Investors aim for Reits over possibility of Fed rate cut
Possibility of Fed rate cut has Reits trading above average daily volumes; mixed performance in Asia-Pacific
Trade tensions and growth worries continued to plague the local equity market, but investors took heavily to indicators that the US Federal Reserve could lower interest rates in the near future, giving rise to activity in real estate investment trusts (Reits).
Singapore's Straits Times Index (STI) closed at 3,146.18, up 3.81 points or 0.1 per cent yesterday.
IG market strategist Pan Jingyi noted: "The STI had largely oscillated near neutral in the day, with the opposing forces of worries on the impact of trade tensions and expected US Federal Reserve support locking prices in."
It was a mixed performance elsewhere in the Asia-Pacific. Australia and Hong Kong closed higher. China closed in negative territory and Japan was flat. Indonesia, Malaysia and South Korea markets were closed.
In Singapore, trading volume clocked in at 1.14 billion securities, 93 per cent of the daily average in the first four months of the year. Total turnover came to $1.54 billion, 1.5 times the January-to-April daily average, thanks to Reit activity.
Across the market, advancers outpaced decliners 222 to 168. Meanwhile, the benchmark index had 12 of the STI's 30 components in the red.
With the growing likelihood that the Fed could be looking to a rate cut to sustain the rate of US economic expansion, Reits saw a hive of activity in Singapore.
Most Reits traded above their average daily volumes, with top gainers including CapitaLand Mall Trust (up 11 cents or 4.5 per cent at $2.57) and Mapletree Commercial Trust (up six cents or 3 per cent to $2.03).
CMC Markets analyst Margaret Yang said: "Reits outperformed the benchmark on rate-cut expectations. The falling treasury yield (risk-free rate) has made Reits, which have a higher yield, more attractive in a low-yield environment."
However, traders told The Business Times they felt Reits were overbought on the day and had advised clients to take profit on some counters.
That said, RHB Research Institute and Jefferies analysts wrote in their respective equity strategy notes yesterday that, given the current environment of slowing growth and uncertainty on trade issues, Reits are preferred.
Genting Singapore was the benchmark index's most traded stock, with 47.4 million shares changing hands as the counter added 0.5 cent or 0.6 per cent to 86.5 cents.
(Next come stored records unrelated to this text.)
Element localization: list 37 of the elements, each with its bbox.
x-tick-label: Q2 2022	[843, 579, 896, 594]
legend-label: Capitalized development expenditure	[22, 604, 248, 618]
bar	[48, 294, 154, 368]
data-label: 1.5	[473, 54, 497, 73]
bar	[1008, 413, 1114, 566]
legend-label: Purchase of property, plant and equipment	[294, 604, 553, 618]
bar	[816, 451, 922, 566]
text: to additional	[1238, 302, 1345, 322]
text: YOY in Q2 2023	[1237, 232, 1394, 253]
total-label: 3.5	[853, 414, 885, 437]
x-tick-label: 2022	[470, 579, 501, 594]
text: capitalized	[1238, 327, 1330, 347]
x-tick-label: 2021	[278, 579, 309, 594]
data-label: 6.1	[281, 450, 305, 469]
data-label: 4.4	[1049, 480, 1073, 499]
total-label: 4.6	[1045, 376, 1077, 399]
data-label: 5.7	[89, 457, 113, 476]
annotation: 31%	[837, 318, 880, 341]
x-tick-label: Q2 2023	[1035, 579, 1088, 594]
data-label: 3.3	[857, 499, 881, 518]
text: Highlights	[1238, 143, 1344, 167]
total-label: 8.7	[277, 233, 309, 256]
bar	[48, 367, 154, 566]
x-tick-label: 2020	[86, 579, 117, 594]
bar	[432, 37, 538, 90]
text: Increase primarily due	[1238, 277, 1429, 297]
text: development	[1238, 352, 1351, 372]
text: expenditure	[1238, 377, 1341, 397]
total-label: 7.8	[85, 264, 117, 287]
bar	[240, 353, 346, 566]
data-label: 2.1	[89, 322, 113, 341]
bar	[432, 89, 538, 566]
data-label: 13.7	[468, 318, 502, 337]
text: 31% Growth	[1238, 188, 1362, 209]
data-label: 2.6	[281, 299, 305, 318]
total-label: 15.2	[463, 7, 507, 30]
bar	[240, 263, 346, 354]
Market watchers noted the casino operator's shares were hovering around an eight-month low and valuations were below five-year averages.
Singtel shares continued to trend upwards, gaining four cents or 1.3 per cent to $3.25. The telco has been outperforming the blue-chip index in recent weeks as investors continue to shift to more defensively positioned equity portfolios.
The local banks returned from the mid-week break lower. DBS Group Holdings edged down two cents or 0.1 per cent to $24.25; OCBC Bank dropped six cents or 0.6 per cent to $10.57 and United Overseas Bank finished at $23.96, down four cents or 0.2 per cent.
After last month, where the STI shaved off 8.3 per cent, RHB Research Institute's Shekhar Jaiswal said the blue-chip index has the highest yield among regional markets, making it attractive. Valuations were compelling compared to other markets in South-east Asia.
But given the current environment, investors are best positioned to stick with defensive picks. "Investors should stay selective and focus on buying stocks that offer stable earnings, strong balance sheets and sustainable dividends,"he said.
On top of Reits, the research house has consumer-sector stocks such as Thai Beverage and Sheng Siong as favoured picks as well as ST Engineering among industrials.